A new paper has added to the body of evidence of the role of confidence in decreasing social mobility.
‘Family Background, Self-Confidence and Economic Outcomes‘ by Antonio Filippin and Marco Paccagnella says that:
Even small differences in initial confidence can result in diverging patterns of human capital accumulation between otherwise identical individuals.
As long as initial differences in the level of self-confidence are correlated with the socioeconomic background…self-confidence turns out to be a channel through which education and earnings inequalities are transmitted across generations.
Filippin and Paccagnella say that the over-confident are more likely to stick with a subject during the early steep phase of the learning curve – believing that “I can master this if only I apply myself” – whereas the under-confident are likely to give up, thinking the material is too difficult for him/her.
An over-confident student is more likely to chose subjects which will get them into top universities, whereas the less confident will choose subjects which disqualify them.
In June, The Organisation for Economic Co-operation and Development (OECD) said that “self-confidence” is a key factor in whether pupils from poorer backgrounds succeed.
Other research has shown that overconfident people are more likely to choose professions where risk can equal reward, such as management, law journalism or politics. The less confident, because they will under-estimated their chances, would prefer jobs which yield less skewed rewards.

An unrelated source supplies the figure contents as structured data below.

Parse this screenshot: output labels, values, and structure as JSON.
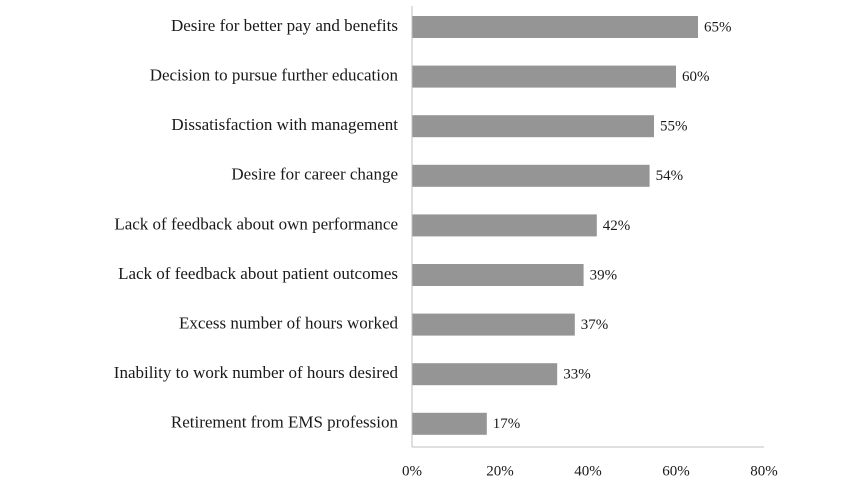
{
  "chart_data": {
    "type": "bar",
    "orientation": "horizontal",
    "title": "",
    "xlabel": "",
    "ylabel": "",
    "categories": [
      "Desire for better pay and benefits",
      "Decision to pursue further education",
      "Dissatisfaction with management",
      "Desire for career change",
      "Lack of feedback about own performance",
      "Lack of feedback about patient outcomes",
      "Excess number of hours worked",
      "Inability to work number of hours desired",
      "Retirement from EMS profession"
    ],
    "values": [
      65,
      60,
      55,
      54,
      42,
      39,
      37,
      33,
      17
    ],
    "value_labels": [
      "65%",
      "60%",
      "55%",
      "54%",
      "42%",
      "39%",
      "37%",
      "33%",
      "17%"
    ],
    "xlim": [
      0,
      80
    ],
    "x_ticks": [
      0,
      20,
      40,
      60,
      80
    ],
    "x_tick_labels": [
      "0%",
      "20%",
      "40%",
      "60%",
      "80%"
    ],
    "grid": false,
    "legend": "none",
    "bar_color": "#959595",
    "axis_color": "#bfbfbf"
  }
}
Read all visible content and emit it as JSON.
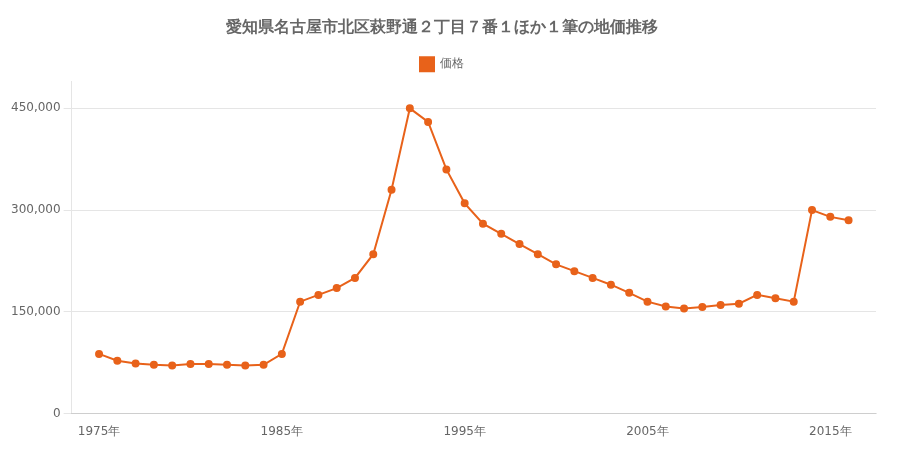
{
  "chart_data": {
    "type": "line",
    "title": "愛知県名古屋市北区萩野通２丁目７番１ほか１筆の地価推移",
    "x": [
      1975,
      1976,
      1977,
      1978,
      1979,
      1980,
      1981,
      1982,
      1983,
      1984,
      1985,
      1986,
      1987,
      1988,
      1989,
      1990,
      1991,
      1992,
      1993,
      1994,
      1995,
      1996,
      1997,
      1998,
      1999,
      2000,
      2001,
      2002,
      2003,
      2004,
      2005,
      2006,
      2007,
      2008,
      2009,
      2010,
      2011,
      2012,
      2013,
      2014,
      2015,
      2016
    ],
    "series": [
      {
        "name": "価格",
        "color": "#e8621a",
        "marker": "circle",
        "line_style": "solid",
        "values": [
          88000,
          78000,
          74000,
          72000,
          71000,
          73000,
          73000,
          72000,
          71000,
          72000,
          88000,
          165000,
          175000,
          185000,
          200000,
          235000,
          330000,
          450000,
          430000,
          360000,
          310000,
          280000,
          265000,
          250000,
          235000,
          220000,
          210000,
          200000,
          190000,
          178000,
          165000,
          158000,
          155000,
          157000,
          160000,
          162000,
          175000,
          170000,
          165000,
          300000,
          290000,
          285000
        ]
      }
    ],
    "xlim": [
      1973.5,
      2017.5
    ],
    "xticks": [
      {
        "value": 1975,
        "label": "1975年"
      },
      {
        "value": 1985,
        "label": "1985年"
      },
      {
        "value": 1995,
        "label": "1995年"
      },
      {
        "value": 2005,
        "label": "2005年"
      },
      {
        "value": 2015,
        "label": "2015年"
      }
    ],
    "ylim": [
      0,
      490000
    ],
    "yticks": [
      0,
      {
        "value": 150000,
        "label": "150,000"
      },
      {
        "value": 300000,
        "label": "300,000"
      },
      {
        "value": 450000,
        "label": "450,000"
      }
    ],
    "grid": "y",
    "legend": "top"
  }
}
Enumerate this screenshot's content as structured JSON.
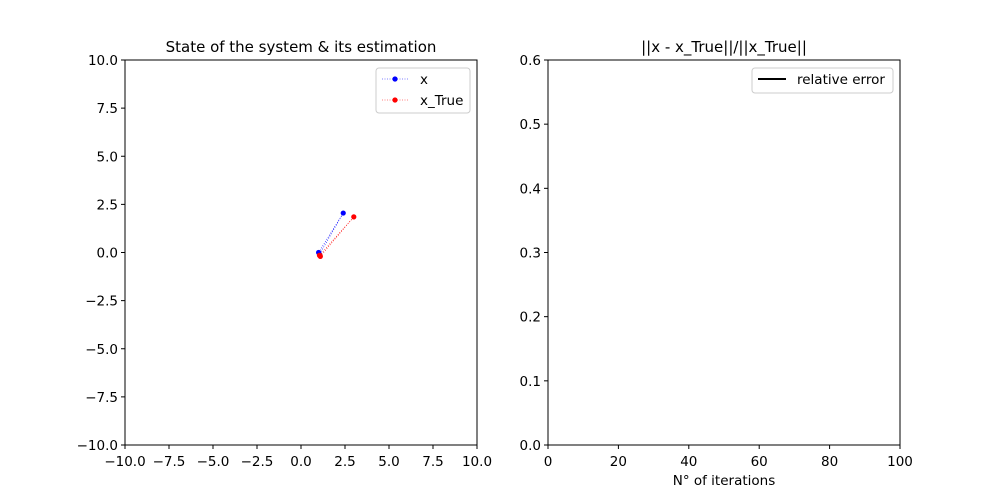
{
  "chart_data": [
    {
      "type": "line",
      "title": "State of the system & its estimation",
      "xlabel": "",
      "ylabel": "",
      "xlim": [
        -10,
        10
      ],
      "ylim": [
        -10,
        10
      ],
      "xticks": [
        -10,
        -7.5,
        -5,
        -2.5,
        0,
        2.5,
        5,
        7.5,
        10
      ],
      "yticks": [
        -10,
        -7.5,
        -5,
        -2.5,
        0,
        2.5,
        5,
        7.5,
        10
      ],
      "xtick_labels": [
        "−10.0",
        "−7.5",
        "−5.0",
        "−2.5",
        "0.0",
        "2.5",
        "5.0",
        "7.5",
        "10.0"
      ],
      "ytick_labels": [
        "−10.0",
        "−7.5",
        "−5.0",
        "−2.5",
        "0.0",
        "2.5",
        "5.0",
        "7.5",
        "10.0"
      ],
      "grid": false,
      "legend_position": "top-right",
      "series": [
        {
          "name": "x",
          "color": "#0000ff",
          "linestyle": "dotted",
          "marker": "circle",
          "points": [
            [
              1.0,
              0.0
            ],
            [
              2.4,
              2.05
            ],
            [
              1.05,
              -0.1
            ]
          ]
        },
        {
          "name": "x_True",
          "color": "#ff0000",
          "linestyle": "dotted",
          "marker": "circle",
          "points": [
            [
              1.05,
              -0.15
            ],
            [
              3.0,
              1.85
            ],
            [
              1.1,
              -0.2
            ]
          ]
        }
      ]
    },
    {
      "type": "line",
      "title": "||x - x_True||/||x_True||",
      "xlabel": "N° of iterations",
      "ylabel": "",
      "xlim": [
        0,
        100
      ],
      "ylim": [
        0,
        0.6
      ],
      "xticks": [
        0,
        20,
        40,
        60,
        80,
        100
      ],
      "yticks": [
        0,
        0.1,
        0.2,
        0.3,
        0.4,
        0.5,
        0.6
      ],
      "xtick_labels": [
        "0",
        "20",
        "40",
        "60",
        "80",
        "100"
      ],
      "ytick_labels": [
        "0.0",
        "0.1",
        "0.2",
        "0.3",
        "0.4",
        "0.5",
        "0.6"
      ],
      "grid": false,
      "legend_position": "top-right",
      "series": [
        {
          "name": "relative error",
          "color": "#000000",
          "linestyle": "solid",
          "marker": "none",
          "points": []
        }
      ]
    }
  ]
}
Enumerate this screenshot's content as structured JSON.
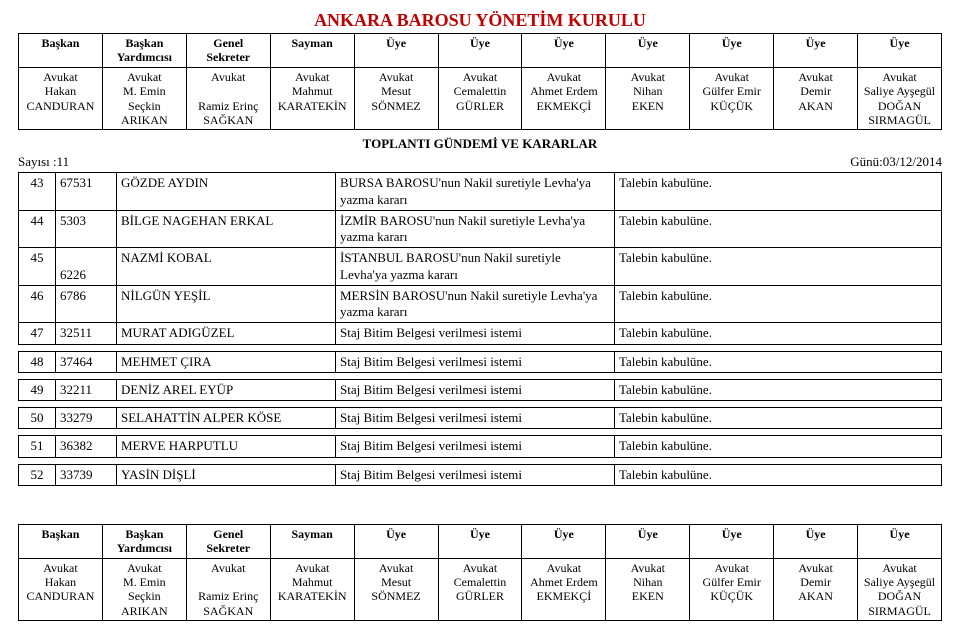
{
  "title": "ANKARA BAROSU YÖNETİM KURULU",
  "agenda_title": "TOPLANTI GÜNDEMİ VE KARARLAR",
  "meta_left": "Sayısı :11",
  "meta_right": "Günü:03/12/2014",
  "board": [
    {
      "role": "Başkan",
      "lines": [
        "Avukat",
        "Hakan",
        "CANDURAN"
      ]
    },
    {
      "role": "Başkan Yardımcısı",
      "lines": [
        "Avukat",
        "M. Emin",
        "Seçkin",
        "ARIKAN"
      ]
    },
    {
      "role": "Genel Sekreter",
      "lines": [
        "Avukat",
        "",
        "Ramiz Erinç",
        "SAĞKAN"
      ]
    },
    {
      "role": "Sayman",
      "lines": [
        "Avukat",
        "Mahmut",
        "KARATEKİN"
      ]
    },
    {
      "role": "Üye",
      "lines": [
        "Avukat",
        "Mesut",
        "SÖNMEZ"
      ]
    },
    {
      "role": "Üye",
      "lines": [
        "Avukat",
        "Cemalettin",
        "GÜRLER"
      ]
    },
    {
      "role": "Üye",
      "lines": [
        "Avukat",
        "Ahmet Erdem",
        "EKMEKÇİ"
      ]
    },
    {
      "role": "Üye",
      "lines": [
        "Avukat",
        "Nihan",
        "EKEN"
      ]
    },
    {
      "role": "Üye",
      "lines": [
        "Avukat",
        "Gülfer Emir",
        "KÜÇÜK"
      ]
    },
    {
      "role": "Üye",
      "lines": [
        "Avukat",
        "Demir",
        "AKAN"
      ]
    },
    {
      "role": "Üye",
      "lines": [
        "Avukat",
        "Saliye Ayşegül",
        "DOĞAN",
        "SIRMAGÜL"
      ]
    }
  ],
  "rows": [
    {
      "no": "43",
      "id": "67531",
      "name": "GÖZDE AYDIN",
      "topic": "BURSA BAROSU'nun Nakil suretiyle Levha'ya yazma kararı",
      "decision": "Talebin kabulüne.",
      "gap": false
    },
    {
      "no": "44",
      "id": "5303",
      "name": "BİLGE NAGEHAN ERKAL",
      "topic": "İZMİR BAROSU'nun Nakil suretiyle Levha'ya yazma kararı",
      "decision": "Talebin kabulüne.",
      "gap": false
    },
    {
      "no": "45",
      "id": "6226",
      "name": "NAZMİ KOBAL",
      "topic": "İSTANBUL BAROSU'nun Nakil suretiyle Levha'ya yazma kararı",
      "decision": "Talebin kabulüne.",
      "gap": false,
      "id_below": true
    },
    {
      "no": "46",
      "id": "6786",
      "name": "NİLGÜN YEŞİL",
      "topic": "MERSİN BAROSU'nun Nakil suretiyle Levha'ya yazma kararı",
      "decision": "Talebin kabulüne.",
      "gap": false
    },
    {
      "no": "47",
      "id": "32511",
      "name": "MURAT ADIGÜZEL",
      "topic": "Staj Bitim Belgesi verilmesi istemi",
      "decision": "Talebin kabulüne.",
      "gap": true
    },
    {
      "no": "48",
      "id": "37464",
      "name": "MEHMET ÇIRA",
      "topic": "Staj Bitim Belgesi verilmesi istemi",
      "decision": "Talebin kabulüne.",
      "gap": true
    },
    {
      "no": "49",
      "id": "32211",
      "name": "DENİZ AREL EYÜP",
      "topic": "Staj Bitim Belgesi verilmesi istemi",
      "decision": "Talebin kabulüne.",
      "gap": true
    },
    {
      "no": "50",
      "id": "33279",
      "name": "SELAHATTİN ALPER KÖSE",
      "topic": "Staj Bitim Belgesi verilmesi istemi",
      "decision": "Talebin kabulüne.",
      "gap": true
    },
    {
      "no": "51",
      "id": "36382",
      "name": "MERVE HARPUTLU",
      "topic": "Staj Bitim Belgesi verilmesi istemi",
      "decision": "Talebin kabulüne.",
      "gap": true
    },
    {
      "no": "52",
      "id": "33739",
      "name": "YASİN DİŞLİ",
      "topic": "Staj Bitim Belgesi verilmesi istemi",
      "decision": "Talebin kabulüne.",
      "gap": true
    }
  ]
}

Overconfidence is perceived as actual ability, these people send out more “competence cues”; they talk louder, have more confidence in their opinions and use more emphatic gestures, all of which is wrongly interpreted as signs of actual ability.
The overconfident job candidate is thus more likely to get the job than the more rational one. The under-confident can also been manipulated. British business writer ‘Flip Chart Fairy Tales’ says:
However much we may despise social hierarchy and claim that we are beyond all of that now, the social conditioning associated with it runs deep. True, you get some very confident working class people and some awkward and diffident posh ones. The chances are, though, that if you meet someone who oozes that breezy effortless confidence, he or she probably went to one of the more exclusive [private] schools.
What this research is finding is that what we call ‘merit’ — academic achievement or career success — in many cases may in fact come from an overconfidence which is helped along by the social position someone is born into.
Filippin and Paccagnella say that:
“Our theory suggests that cognitive tests should take place as early as possible, in order to avoid that systematic differences in self-confidence among equally talented people lead to the emergence of gaps in the accumulation of human capital.”